Nulla di nuovo per nessun paese “civile” se non fosse che, in occasione del Pride di Londra del 1984, il lungimirante attivista Mark Ashton ha l’idea di raccogliere fondi per sostenere la lotta e il lungo sciopero notando infatti come i gay e le lesbiche siano vittime dello stesso sistema e punta a costruire un legame di solidarietà con i lavoratori non certo inclini a ricevere questo inaspettato e “diverso” aiuto. Nasce così il Lesbian and Gay (all’epoca non era ancora il movimento LGBT) Support the Miners (LGSM) il cui scopo sarà quello di raccogliere, appunto, donazioni nella comunità gay e lesbica londinese in sostegno dei minatori.
Lo sparuto gruppetto (cinque uomini e tre donne) giungeranno nel profondo Galles, nella comunità di Dulais con la quale, superata la diffidenza iniziale, nascerà davvero un profondo ed incrollabile rapporto di pura solidarietà che porterà un anno dopo ad uno storico Pride in cui i minatori in massa assalteranno pacificamente la manifestazione meritandosi la testa del corteo. Ma ancor più importante sarà il fatto che, su impulso dei sindacati dei minatori, le Unions inglesi includeranno i diritti delle persone gay e lesbiche nei loro statuti.
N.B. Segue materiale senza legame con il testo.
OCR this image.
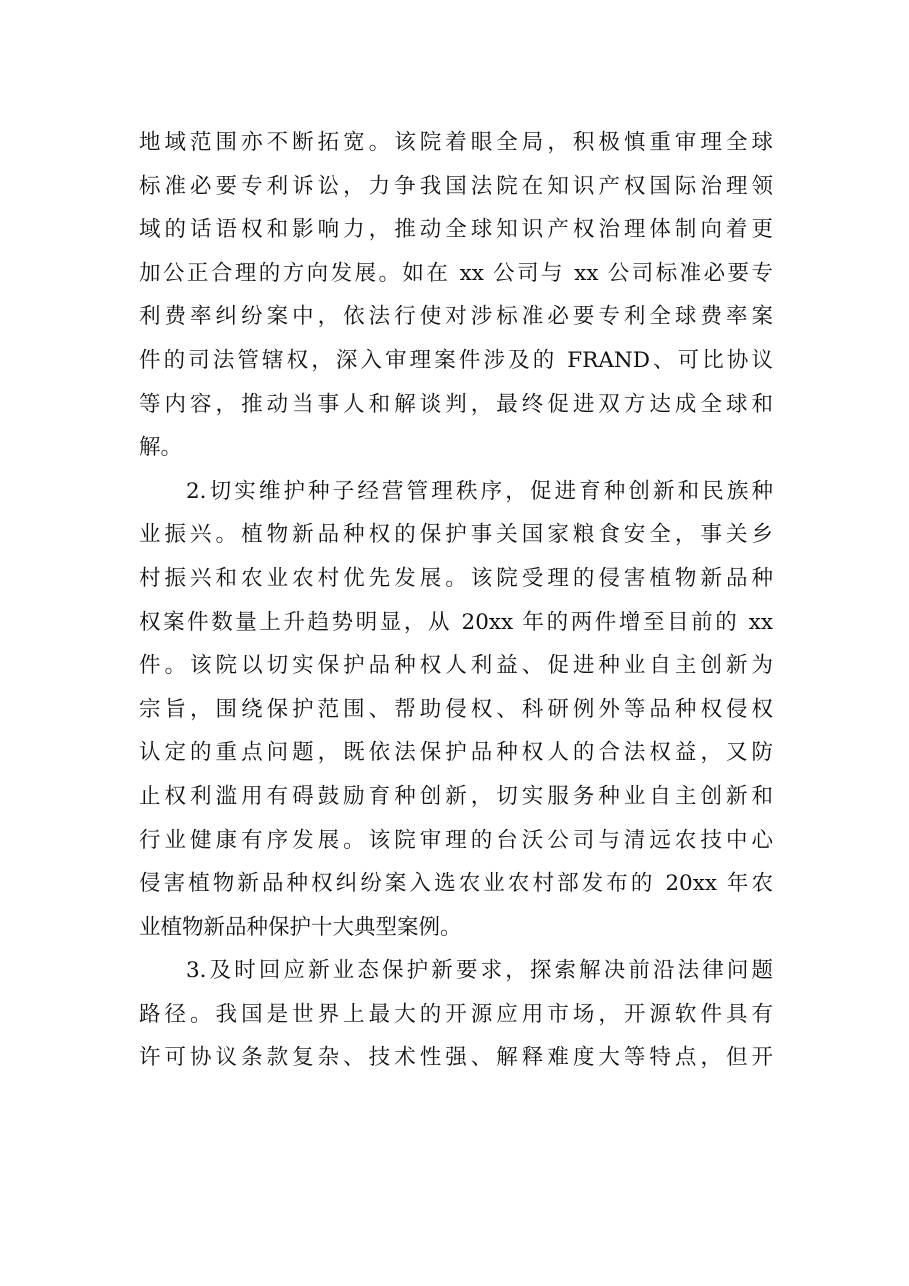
地域范围亦不断拓宽。该院着眼全局，积极慎重审理全球
标准必要专利诉讼，力争我国法院在知识产权国际治理领
域的话语权和影响力，推动全球知识产权治理体制向着更
加公正合理的方向发展。如在 xx 公司与 xx 公司标准必要专
利费率纠纷案中，依法行使对涉标准必要专利全球费率案
件的司法管辖权，深入审理案件涉及的 FRAND、可比协议
等内容，推动当事人和解谈判，最终促进双方达成全球和
解。
2.切实维护种子经营管理秩序，促进育种创新和民族种
业振兴。植物新品种权的保护事关国家粮食安全，事关乡
村振兴和农业农村优先发展。该院受理的侵害植物新品种
权案件数量上升趋势明显，从 20xx 年的两件增至目前的 xx
件。该院以切实保护品种权人利益、促进种业自主创新为
宗旨，围绕保护范围、帮助侵权、科研例外等品种权侵权
认定的重点问题，既依法保护品种权人的合法权益，又防
止权利滥用有碍鼓励育种创新，切实服务种业自主创新和
行业健康有序发展。该院审理的台沃公司与清远农技中心
侵害植物新品种权纠纷案入选农业农村部发布的 20xx 年农
业植物新品种保护十大典型案例。
3.及时回应新业态保护新要求，探索解决前沿法律问题
路径。我国是世界上最大的开源应用市场，开源软件具有
许可协议条款复杂、技术性强、解释难度大等特点，但开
Alla luce di tutto questo, Pride, diretto da Matthew Warchus, con un parterre di attori eccezionali e stupendamente normali con rughe e pancetta, si classifica ad essere il Film delle feste appena trascorse perché diverte, fa riflettere, non è volgare e appassiona raccontando una storia vera.
Certo, si scivola in qualche cliché e si sorvola su quello che fu il risultato di tutta questa lotta e cioè una perdita assoluta e su tutti i fronti. Si accenna solamente a quella che divenne, ed è tutt’ora, una delle malattie più infami mai viste: l’AIDS che si diffuse proprio in quel periodo e che si portò via l’appena ventiseienne Ashton.
Ma questo film lo amerò per sempre perché racconta di solidarietà umana che travalica qualsiasi tipo di differenza, di altruismo puro che non guarda in faccia a nessuno e se c’è un po’ di buonismo chissenefrega!